Rédigé par leral.net le Mercredi 10 Septembre 2025 à 00:26 | | 0 commentaire(s)|

Le projet de banque confédérale annoncé par le Mali, le Niger et le Burkina Faso pourrait déclencher l'effondrement du franc CFA et redistribuer les cartes géopolitiques de l'Afrique francophone. Décryptage !

Le Burkina Faso, le Mali et le Niger franchissent une nouvelle étape dans leur quête d'émancipation financière. Après leur sortie fracassante de la CEDEAO en 2023, les trois pays dirigés par des militaires s'apprêtent à créer leur propre banque confédérale d'investissement et de développement, un projet qui pourrait redéfinir l'équilibre monétaire en Afrique de l'Ouest et questionner l'avenir du franc CFA dans la région.

Selon une analyse publiée le 9 septembre 2025 par le journaliste Nadoun Coulibaly dans Jeune Afrique, cette initiative s'inscrit dans une stratégie plus large de reconquête de la souveraineté économique. La Banque confédérale pour l'investissement et le développement (BCID-AES) devrait voir le jour avec un capital initial de 500 milliards de francs CFA, soit environ 890 millions de dollars.

Cette démarche traduit une volonté de s'affranchir des contraintes imposées par l'arrimage du franc CFA à l'euro. "Les pays de l'AES ont des besoins massifs dans le domaine des infrastructures, de l'énergie, de l'agriculture, de la sécurité alimentaire et de l'industrialisation. Or leurs économies subissent des contraintes de financement liées à l'arrimage du franc CFA à l'euro et à l'absence de politique monétaire autonome", explique l'économiste sénégalais Magaye Gaye, cité dans l'article.

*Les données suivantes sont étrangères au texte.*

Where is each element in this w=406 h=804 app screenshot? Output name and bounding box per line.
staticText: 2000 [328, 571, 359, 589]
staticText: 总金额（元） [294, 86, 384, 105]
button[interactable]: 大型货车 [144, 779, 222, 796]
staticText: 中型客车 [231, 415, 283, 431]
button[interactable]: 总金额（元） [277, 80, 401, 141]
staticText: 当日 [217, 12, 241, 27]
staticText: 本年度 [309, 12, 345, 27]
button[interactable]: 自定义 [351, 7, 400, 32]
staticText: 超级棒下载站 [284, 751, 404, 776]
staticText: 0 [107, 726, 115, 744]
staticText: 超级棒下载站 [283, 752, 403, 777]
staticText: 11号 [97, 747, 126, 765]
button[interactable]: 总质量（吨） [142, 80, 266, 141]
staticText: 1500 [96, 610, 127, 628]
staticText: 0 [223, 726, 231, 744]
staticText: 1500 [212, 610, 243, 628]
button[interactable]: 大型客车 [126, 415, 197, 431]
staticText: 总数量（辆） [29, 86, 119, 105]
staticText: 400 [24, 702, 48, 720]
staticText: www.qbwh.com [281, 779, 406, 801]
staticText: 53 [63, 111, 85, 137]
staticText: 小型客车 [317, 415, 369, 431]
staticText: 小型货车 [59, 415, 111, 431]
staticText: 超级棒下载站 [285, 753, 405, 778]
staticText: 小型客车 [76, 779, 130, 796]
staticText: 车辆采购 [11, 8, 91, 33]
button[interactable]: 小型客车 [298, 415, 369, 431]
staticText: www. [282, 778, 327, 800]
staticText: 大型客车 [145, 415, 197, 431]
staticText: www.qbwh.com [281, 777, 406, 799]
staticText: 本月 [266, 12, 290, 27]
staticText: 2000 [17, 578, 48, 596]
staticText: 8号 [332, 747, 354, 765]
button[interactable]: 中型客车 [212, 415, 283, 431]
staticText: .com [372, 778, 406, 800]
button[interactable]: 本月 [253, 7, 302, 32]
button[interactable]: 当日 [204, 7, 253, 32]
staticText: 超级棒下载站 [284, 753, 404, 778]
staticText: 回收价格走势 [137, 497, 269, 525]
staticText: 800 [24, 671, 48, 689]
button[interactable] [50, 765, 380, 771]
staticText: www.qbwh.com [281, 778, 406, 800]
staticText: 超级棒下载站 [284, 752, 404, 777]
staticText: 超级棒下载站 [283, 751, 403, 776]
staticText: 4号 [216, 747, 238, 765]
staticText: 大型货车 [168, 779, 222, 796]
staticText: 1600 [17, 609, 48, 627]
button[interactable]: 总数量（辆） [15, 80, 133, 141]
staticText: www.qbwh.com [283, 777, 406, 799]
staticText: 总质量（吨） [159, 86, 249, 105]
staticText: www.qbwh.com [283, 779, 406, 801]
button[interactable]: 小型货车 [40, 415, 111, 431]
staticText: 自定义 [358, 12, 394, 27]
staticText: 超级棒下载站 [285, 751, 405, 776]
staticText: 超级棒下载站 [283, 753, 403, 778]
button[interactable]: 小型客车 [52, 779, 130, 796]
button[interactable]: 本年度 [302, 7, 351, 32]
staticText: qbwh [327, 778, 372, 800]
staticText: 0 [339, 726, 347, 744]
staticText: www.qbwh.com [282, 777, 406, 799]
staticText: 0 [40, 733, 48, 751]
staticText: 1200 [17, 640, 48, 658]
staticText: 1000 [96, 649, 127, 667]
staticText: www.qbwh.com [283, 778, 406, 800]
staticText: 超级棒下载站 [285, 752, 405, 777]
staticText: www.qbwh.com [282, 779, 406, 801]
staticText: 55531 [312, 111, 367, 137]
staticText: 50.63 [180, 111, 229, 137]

L'urgence de cette initiative s'explique également par l'isolement croissant de ces États sur la scène financière internationale. "Depuis les coups d'État militaires, le Mali, le Burkina et le Niger sont frappés par des sanctions internationales, et leur accès aux financements de la CEDEAO ainsi qu'à ceux de certaines institutions multilatérales a été suspendu", souligne Amadou Niang, directeur Afrique du groupe hongkongais SFE.

Le franc CFA à l'épreuve d'une nouvelle géométrie monétaire

Bien que les dirigeants de l'AES continuent d'affirmer leur attachement à la zone franc, leur démarche dessine les contours d'une reconfiguration profonde de l'espace monétaire ouest-africain. Les trois pays représentent des poids lourds de l'Union : 75% du territoire, près de la moitié de la population et environ 30% du PIB régional. Sur le marché financier régional, ils totalisent près de 35% des levées de fonds.

Cette nouvelle architecture pourrait préfigurer une évolution plus radicale du système monétaire. "À moyen terme, sa trajectoire stratégique devrait conduire l'AES à créer sa propre banque centrale, condition d'une autonomie monétaire et d'une pleine maîtrise des réserves", anticipe Magaye Gaye dans les colonnes de JA.

L'économiste malien Modibo Mao Makalou, également cité dans l'article, confirme cette perspective : "La banque de développement de l'AES s'inscrit dans une stratégie d'émancipation, qui vise à financer les pays en fonction de leurs propres priorités et à négocier d'égal à égal avec des partenaires extérieurs."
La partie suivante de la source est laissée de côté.